In an ongoing a collaborative project with the lab of Andrea Musacchio, we aim at reconstitution of the force-generating interface between a microtubule end and a reconstituted human kinetochore.
Microtubules exert forces on kinetochores to generate tension and movement. Correctly attached microtubules must be stabilized to prevent their detachment, while other microtubules must be destabilized and let detach. Recently we have established how force-coupling properties of this interface are regulated by mitotic kinases. We identified the duration of the kinetochore-mediated stall in microtubule shortening to be a fundamental parameter, which determines whether a microtubule will detach (after a stall shorter than 1 second) or convert to growh, in other words rescue (after a stall longer than 1 second). Phosphorylation of Ndc80 complex by Aurora B kinase leads to shorter stalls and promotes detachment. Phosphorylation of Ska complex by Cdk1 kinase enables it to interact with Ndc80, providing an additional microtubule-binding site and leading to longer stalls and rescues .

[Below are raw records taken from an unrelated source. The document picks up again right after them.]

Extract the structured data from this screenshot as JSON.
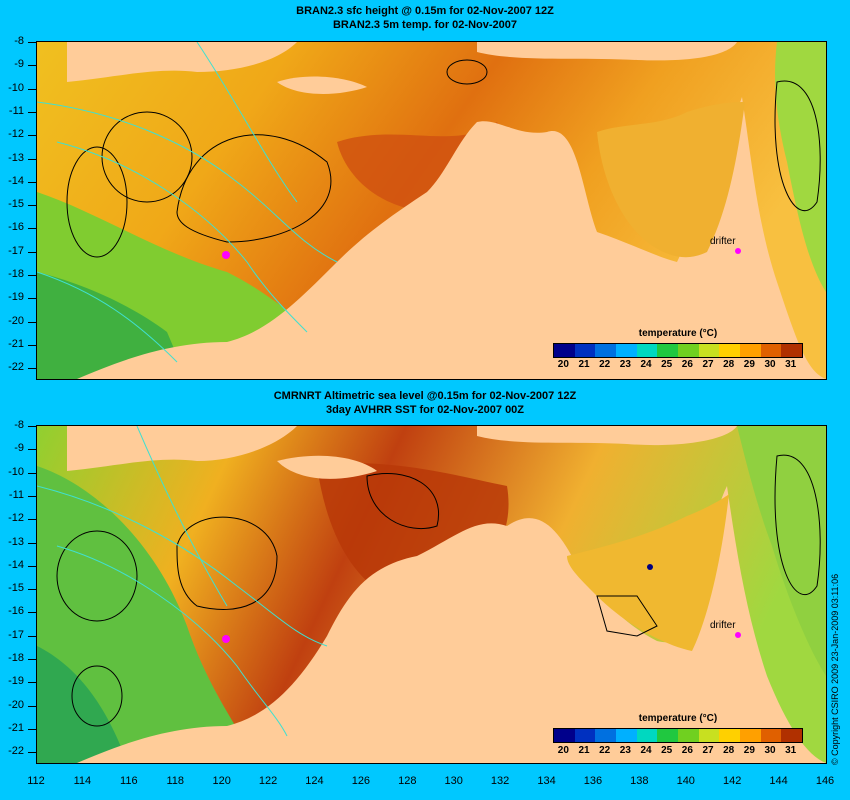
{
  "top_panel": {
    "title_line1": "BRAN2.3 sfc height @ 0.15m for 02-Nov-2007 12Z",
    "title_line2": "BRAN2.3 5m temp. for 02-Nov-2007",
    "drifter_label": "drifter"
  },
  "bottom_panel": {
    "title_line1": "CMRNRT Altimetric sea level  @0.15m  for 02-Nov-2007 12Z",
    "title_line2": "3day AVHRR SST for 02-Nov-2007 00Z",
    "drifter_label": "drifter"
  },
  "legend": {
    "title": "temperature (°C)",
    "ticks": [
      "20",
      "21",
      "22",
      "23",
      "24",
      "25",
      "26",
      "27",
      "28",
      "29",
      "30",
      "31"
    ],
    "colors": [
      "#00008b",
      "#0030c0",
      "#0070e0",
      "#00b0ff",
      "#00d8c0",
      "#20c840",
      "#70d020",
      "#c8e020",
      "#ffd000",
      "#ffa000",
      "#e06000",
      "#b03000"
    ]
  },
  "y_axis": [
    "-8",
    "-9",
    "-10",
    "-11",
    "-12",
    "-13",
    "-14",
    "-15",
    "-16",
    "-17",
    "-18",
    "-19",
    "-20",
    "-21",
    "-22"
  ],
  "x_axis": [
    "112",
    "114",
    "116",
    "118",
    "120",
    "122",
    "124",
    "126",
    "128",
    "130",
    "132",
    "134",
    "136",
    "138",
    "140",
    "142",
    "144",
    "146"
  ],
  "copyright": "© Copyright CSIRO 2009   23-Jan-2009 03:11:06",
  "colors": {
    "background": "#00c8ff",
    "land": "#ffcc99",
    "contour": "#000000",
    "isobath": "#40e0d0",
    "drifter": "#ff00ff"
  }
}
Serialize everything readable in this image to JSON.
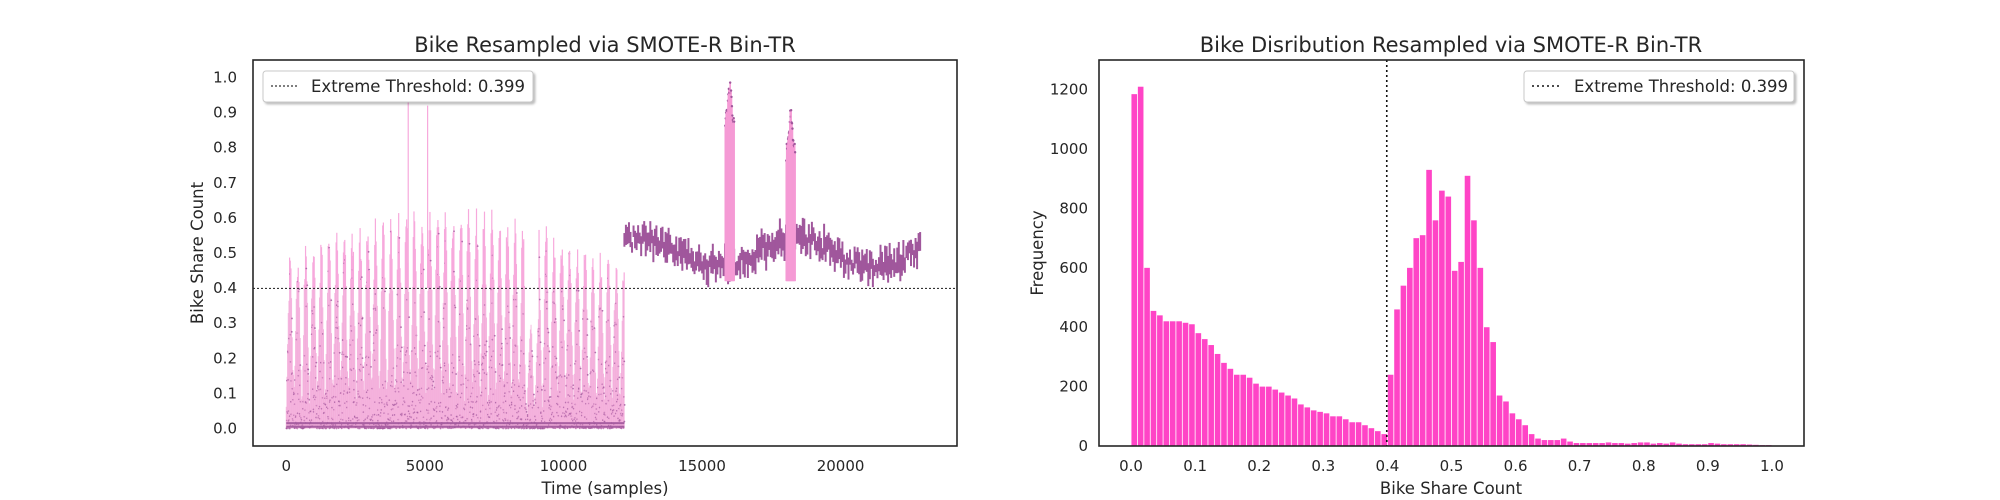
{
  "chart_data": [
    {
      "type": "scatter",
      "title": "Bike Resampled via SMOTE-R Bin-TR",
      "xlabel": "Time (samples)",
      "ylabel": "Bike Share Count",
      "xlim": [
        -1200,
        24200
      ],
      "ylim": [
        -0.05,
        1.05
      ],
      "xticks": [
        0,
        5000,
        10000,
        15000,
        20000
      ],
      "yticks": [
        0.0,
        0.1,
        0.2,
        0.3,
        0.4,
        0.5,
        0.6,
        0.7,
        0.8,
        0.9,
        1.0
      ],
      "grid": false,
      "legend": {
        "placement": "top-left",
        "label": "Extreme Threshold: 0.399"
      },
      "threshold": 0.399,
      "colors": {
        "low": "#a0579c",
        "high_fill": "#f7a9dc",
        "high_dot": "#a0579c",
        "threshold": "#333333"
      },
      "original_range": [
        0,
        12200
      ],
      "synthetic_range": [
        12200,
        22900
      ],
      "spikes": [
        {
          "x": 4400,
          "peak": 0.93
        },
        {
          "x": 5100,
          "peak": 0.92
        },
        {
          "x": 16000,
          "peak": 1.0
        },
        {
          "x": 18200,
          "peak": 0.92
        }
      ]
    },
    {
      "type": "bar",
      "title": "Bike Disribution Resampled via SMOTE-R Bin-TR",
      "xlabel": "Bike Share Count",
      "ylabel": "Frequency",
      "xlim": [
        -0.05,
        1.05
      ],
      "ylim": [
        0,
        1300
      ],
      "xticks": [
        0.0,
        0.1,
        0.2,
        0.3,
        0.4,
        0.5,
        0.6,
        0.7,
        0.8,
        0.9,
        1.0
      ],
      "yticks": [
        0,
        200,
        400,
        600,
        800,
        1000,
        1200
      ],
      "grid": false,
      "legend": {
        "placement": "top-right",
        "label": "Extreme Threshold: 0.399"
      },
      "threshold": 0.399,
      "bar_color": "#ff44c6",
      "bin_width": 0.01,
      "bin_start": 0.0,
      "values": [
        1185,
        1210,
        600,
        455,
        440,
        420,
        420,
        420,
        415,
        410,
        380,
        360,
        340,
        310,
        280,
        260,
        240,
        240,
        230,
        210,
        200,
        200,
        190,
        180,
        170,
        160,
        140,
        130,
        120,
        115,
        110,
        100,
        100,
        90,
        80,
        80,
        70,
        60,
        50,
        40,
        240,
        460,
        540,
        600,
        700,
        710,
        930,
        760,
        860,
        840,
        590,
        620,
        910,
        760,
        600,
        400,
        350,
        170,
        150,
        110,
        90,
        70,
        40,
        25,
        20,
        20,
        20,
        25,
        15,
        10,
        10,
        10,
        10,
        10,
        12,
        10,
        10,
        8,
        10,
        12,
        12,
        8,
        10,
        8,
        12,
        8,
        6,
        6,
        6,
        6,
        10,
        8,
        6,
        6,
        6,
        6,
        5,
        4,
        3,
        3
      ]
    }
  ]
}
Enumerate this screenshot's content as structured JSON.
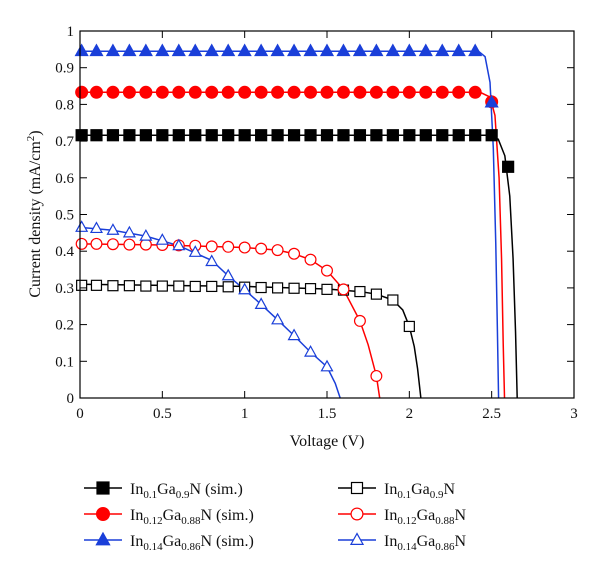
{
  "chart_data": {
    "type": "line",
    "title": "",
    "xlabel": "Voltage (V)",
    "ylabel": {
      "prefix": "Current density (mA/cm",
      "sup": "2",
      "suffix": ")"
    },
    "xlim": [
      0,
      3
    ],
    "ylim": [
      0,
      1
    ],
    "x_ticks": [
      0,
      0.5,
      1,
      1.5,
      2,
      2.5,
      3
    ],
    "x_tick_labels": [
      "0",
      "0.5",
      "1",
      "1.5",
      "2",
      "2.5",
      "3"
    ],
    "y_ticks": [
      0,
      0.1,
      0.2,
      0.3,
      0.4,
      0.5,
      0.6,
      0.7,
      0.8,
      0.9,
      1
    ],
    "y_tick_labels": [
      "0",
      "0.1",
      "0.2",
      "0.3",
      "0.4",
      "0.5",
      "0.6",
      "0.7",
      "0.8",
      "0.9",
      "1"
    ],
    "grid": false,
    "legend_position": "bottom",
    "series": [
      {
        "name_parts": [
          [
            "In",
            ""
          ],
          [
            "0.1",
            "sub"
          ],
          [
            "Ga",
            ""
          ],
          [
            "0.9",
            "sub"
          ],
          [
            "N (sim.)",
            ""
          ]
        ],
        "color": "#000000",
        "marker": "square",
        "filled": true,
        "curve": [
          [
            0,
            0.716
          ],
          [
            2.48,
            0.716
          ],
          [
            2.54,
            0.705
          ],
          [
            2.58,
            0.66
          ],
          [
            2.61,
            0.55
          ],
          [
            2.63,
            0.38
          ],
          [
            2.645,
            0.18
          ],
          [
            2.655,
            0
          ]
        ],
        "points": [
          [
            0.01,
            0.716
          ],
          [
            0.1,
            0.716
          ],
          [
            0.2,
            0.716
          ],
          [
            0.3,
            0.716
          ],
          [
            0.4,
            0.716
          ],
          [
            0.5,
            0.716
          ],
          [
            0.6,
            0.716
          ],
          [
            0.7,
            0.716
          ],
          [
            0.8,
            0.716
          ],
          [
            0.9,
            0.716
          ],
          [
            1.0,
            0.716
          ],
          [
            1.1,
            0.716
          ],
          [
            1.2,
            0.716
          ],
          [
            1.3,
            0.716
          ],
          [
            1.4,
            0.716
          ],
          [
            1.5,
            0.716
          ],
          [
            1.6,
            0.716
          ],
          [
            1.7,
            0.716
          ],
          [
            1.8,
            0.716
          ],
          [
            1.9,
            0.716
          ],
          [
            2.0,
            0.716
          ],
          [
            2.1,
            0.716
          ],
          [
            2.2,
            0.716
          ],
          [
            2.3,
            0.716
          ],
          [
            2.4,
            0.716
          ],
          [
            2.5,
            0.716
          ],
          [
            2.6,
            0.63
          ]
        ]
      },
      {
        "name_parts": [
          [
            "In",
            ""
          ],
          [
            "0.12",
            "sub"
          ],
          [
            "Ga",
            ""
          ],
          [
            "0.88",
            "sub"
          ],
          [
            "N (sim.)",
            ""
          ]
        ],
        "color": "#ff0000",
        "marker": "circle",
        "filled": true,
        "curve": [
          [
            0,
            0.833
          ],
          [
            2.43,
            0.833
          ],
          [
            2.49,
            0.82
          ],
          [
            2.52,
            0.77
          ],
          [
            2.545,
            0.6
          ],
          [
            2.56,
            0.38
          ],
          [
            2.57,
            0.15
          ],
          [
            2.578,
            0
          ]
        ],
        "points": [
          [
            0.01,
            0.833
          ],
          [
            0.1,
            0.833
          ],
          [
            0.2,
            0.833
          ],
          [
            0.3,
            0.833
          ],
          [
            0.4,
            0.833
          ],
          [
            0.5,
            0.833
          ],
          [
            0.6,
            0.833
          ],
          [
            0.7,
            0.833
          ],
          [
            0.8,
            0.833
          ],
          [
            0.9,
            0.833
          ],
          [
            1.0,
            0.833
          ],
          [
            1.1,
            0.833
          ],
          [
            1.2,
            0.833
          ],
          [
            1.3,
            0.833
          ],
          [
            1.4,
            0.833
          ],
          [
            1.5,
            0.833
          ],
          [
            1.6,
            0.833
          ],
          [
            1.7,
            0.833
          ],
          [
            1.8,
            0.833
          ],
          [
            1.9,
            0.833
          ],
          [
            2.0,
            0.833
          ],
          [
            2.1,
            0.833
          ],
          [
            2.2,
            0.833
          ],
          [
            2.3,
            0.833
          ],
          [
            2.4,
            0.833
          ],
          [
            2.5,
            0.807
          ]
        ]
      },
      {
        "name_parts": [
          [
            "In",
            ""
          ],
          [
            "0.14",
            "sub"
          ],
          [
            "Ga",
            ""
          ],
          [
            "0.86",
            "sub"
          ],
          [
            "N (sim.)",
            ""
          ]
        ],
        "color": "#1a3fd9",
        "marker": "triangle",
        "filled": true,
        "curve": [
          [
            0,
            0.945
          ],
          [
            2.42,
            0.945
          ],
          [
            2.46,
            0.93
          ],
          [
            2.49,
            0.86
          ],
          [
            2.51,
            0.68
          ],
          [
            2.525,
            0.42
          ],
          [
            2.535,
            0.18
          ],
          [
            2.542,
            0
          ]
        ],
        "points": [
          [
            0.01,
            0.945
          ],
          [
            0.1,
            0.945
          ],
          [
            0.2,
            0.945
          ],
          [
            0.3,
            0.945
          ],
          [
            0.4,
            0.945
          ],
          [
            0.5,
            0.945
          ],
          [
            0.6,
            0.945
          ],
          [
            0.7,
            0.945
          ],
          [
            0.8,
            0.945
          ],
          [
            0.9,
            0.945
          ],
          [
            1.0,
            0.945
          ],
          [
            1.1,
            0.945
          ],
          [
            1.2,
            0.945
          ],
          [
            1.3,
            0.945
          ],
          [
            1.4,
            0.945
          ],
          [
            1.5,
            0.945
          ],
          [
            1.6,
            0.945
          ],
          [
            1.7,
            0.945
          ],
          [
            1.8,
            0.945
          ],
          [
            1.9,
            0.945
          ],
          [
            2.0,
            0.945
          ],
          [
            2.1,
            0.945
          ],
          [
            2.2,
            0.945
          ],
          [
            2.3,
            0.945
          ],
          [
            2.4,
            0.945
          ],
          [
            2.5,
            0.805
          ]
        ]
      },
      {
        "name_parts": [
          [
            "In",
            ""
          ],
          [
            "0.1",
            "sub"
          ],
          [
            "Ga",
            ""
          ],
          [
            "0.9",
            "sub"
          ],
          [
            "N",
            ""
          ]
        ],
        "color": "#000000",
        "marker": "square",
        "filled": false,
        "curve": [
          [
            0,
            0.31
          ],
          [
            0.5,
            0.307
          ],
          [
            1.0,
            0.304
          ],
          [
            1.5,
            0.297
          ],
          [
            1.7,
            0.29
          ],
          [
            1.8,
            0.283
          ],
          [
            1.9,
            0.267
          ],
          [
            1.96,
            0.24
          ],
          [
            2.0,
            0.195
          ],
          [
            2.03,
            0.14
          ],
          [
            2.05,
            0.08
          ],
          [
            2.065,
            0.02
          ],
          [
            2.07,
            0
          ]
        ],
        "points": [
          [
            0.01,
            0.307
          ],
          [
            0.1,
            0.307
          ],
          [
            0.2,
            0.306
          ],
          [
            0.3,
            0.306
          ],
          [
            0.4,
            0.305
          ],
          [
            0.5,
            0.305
          ],
          [
            0.6,
            0.305
          ],
          [
            0.7,
            0.304
          ],
          [
            0.8,
            0.304
          ],
          [
            0.9,
            0.303
          ],
          [
            1.0,
            0.302
          ],
          [
            1.1,
            0.301
          ],
          [
            1.2,
            0.3
          ],
          [
            1.3,
            0.299
          ],
          [
            1.4,
            0.298
          ],
          [
            1.5,
            0.296
          ],
          [
            1.6,
            0.294
          ],
          [
            1.7,
            0.29
          ],
          [
            1.8,
            0.283
          ],
          [
            1.9,
            0.267
          ],
          [
            2.0,
            0.195
          ]
        ]
      },
      {
        "name_parts": [
          [
            "In",
            ""
          ],
          [
            "0.12",
            "sub"
          ],
          [
            "Ga",
            ""
          ],
          [
            "0.88",
            "sub"
          ],
          [
            "N",
            ""
          ]
        ],
        "color": "#ff0000",
        "marker": "circle",
        "filled": false,
        "curve": [
          [
            0,
            0.42
          ],
          [
            0.5,
            0.417
          ],
          [
            1.0,
            0.41
          ],
          [
            1.2,
            0.403
          ],
          [
            1.3,
            0.393
          ],
          [
            1.4,
            0.377
          ],
          [
            1.5,
            0.347
          ],
          [
            1.6,
            0.296
          ],
          [
            1.7,
            0.21
          ],
          [
            1.75,
            0.145
          ],
          [
            1.8,
            0.06
          ],
          [
            1.82,
            0
          ]
        ],
        "points": [
          [
            0.01,
            0.42
          ],
          [
            0.1,
            0.42
          ],
          [
            0.2,
            0.419
          ],
          [
            0.3,
            0.418
          ],
          [
            0.4,
            0.418
          ],
          [
            0.5,
            0.417
          ],
          [
            0.6,
            0.416
          ],
          [
            0.7,
            0.415
          ],
          [
            0.8,
            0.413
          ],
          [
            0.9,
            0.412
          ],
          [
            1.0,
            0.41
          ],
          [
            1.1,
            0.407
          ],
          [
            1.2,
            0.403
          ],
          [
            1.3,
            0.393
          ],
          [
            1.4,
            0.377
          ],
          [
            1.5,
            0.347
          ],
          [
            1.6,
            0.296
          ],
          [
            1.7,
            0.21
          ],
          [
            1.8,
            0.06
          ]
        ]
      },
      {
        "name_parts": [
          [
            "In",
            ""
          ],
          [
            "0.14",
            "sub"
          ],
          [
            "Ga",
            ""
          ],
          [
            "0.86",
            "sub"
          ],
          [
            "N",
            ""
          ]
        ],
        "color": "#1a3fd9",
        "marker": "triangle",
        "filled": false,
        "curve": [
          [
            0,
            0.465
          ],
          [
            0.2,
            0.457
          ],
          [
            0.4,
            0.441
          ],
          [
            0.6,
            0.415
          ],
          [
            0.8,
            0.375
          ],
          [
            0.9,
            0.333
          ],
          [
            1.0,
            0.295
          ],
          [
            1.1,
            0.255
          ],
          [
            1.2,
            0.213
          ],
          [
            1.3,
            0.17
          ],
          [
            1.4,
            0.125
          ],
          [
            1.5,
            0.085
          ],
          [
            1.55,
            0.04
          ],
          [
            1.58,
            0
          ]
        ],
        "points": [
          [
            0.01,
            0.465
          ],
          [
            0.1,
            0.462
          ],
          [
            0.2,
            0.457
          ],
          [
            0.3,
            0.45
          ],
          [
            0.4,
            0.441
          ],
          [
            0.5,
            0.43
          ],
          [
            0.6,
            0.415
          ],
          [
            0.7,
            0.397
          ],
          [
            0.8,
            0.372
          ],
          [
            0.9,
            0.333
          ],
          [
            1.0,
            0.295
          ],
          [
            1.1,
            0.255
          ],
          [
            1.2,
            0.213
          ],
          [
            1.3,
            0.17
          ],
          [
            1.4,
            0.125
          ],
          [
            1.5,
            0.085
          ]
        ]
      }
    ]
  }
}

Previously, we employed precisely oligomerized full-length human Ndc80 complexes as a tool to demonstrate that Ndc80 does not need additional kinetochore components to stall a depolymerizing microtubule end and rescue its shortening in a force-dependent manner . My data suggest that only in the context of oligomers joined at the kinetochore-binding side, the Ndc80 complex acquires an ability to interact with the flared protofilaments at the microtubule tip.
I also contributed to the collaborative projects directed at understanding how the microtubule-generated forces remodel cellular membranes and how the microtubule depolymerase MCAK is regulated
I have lead a small research group studying the properties of human Centromere protein F (CENP-F) as a coupler of microtubule dynamics to motility of cargo. Using in vitro reconstitution we have demonstrated the role of N- and C-terminal microtubule-binding sites of CENP-F in coupling the motility of cellular cargos to both growing and shortening microtubule tips. Our results highlight the potential role of CENP-F in initial capture of chromosomes in prometaphase , and in redistribution of mitochondrial network after mitosis .
I had to leave this position and continue my postdoc because in 2015 the Dmitry Zimin Dynasty Foundation, my main funder, was forced by Russian government to cease its operation. Apart from loss of funding, this was a signal for me that groups collaborating with western labs are no longer welcome in Russia.
I was enrolled in graduate school in Moscow, Russia in the lab of Fazly Ataullakhanov. The actual research was done in the University of Colorado at Boulder, CO, USA as a collaboration project with the lab of Richard McIntosh. In the lab of Prof. Richard McIntosh I have shown for the first time that Ndc80 complex is able to transport a cargo with the end of depolymerizing microtubule in vitro . I have also contributed to studies that showed that ring formation is not necessary for the coupling of microtubule ends to the budding yeast Dam1 complex [11-12].
My following project was dedicated to the effect of the coupler's geometry on the amount of force measured at the depolymerizing microtubule end. I have shown that the presence of long tethers between the bead cargo and the microtubule-tracking Dam1 ring dramatically increases the force measured using the optical trap .
I used primary hepatocytes isolated from mice and rats to establish the functions of two isoforms of methionine adenosyl transferase, MATI and MATIII. I found that MATI, an isoform with slower kinetics, acts at low methionine concentrations, but it switches to a faster enzyme, MATIII, when methionine concentration rises .
I developed an HPLC method for determination of vincristine concentration in the blood samples of oncological patients.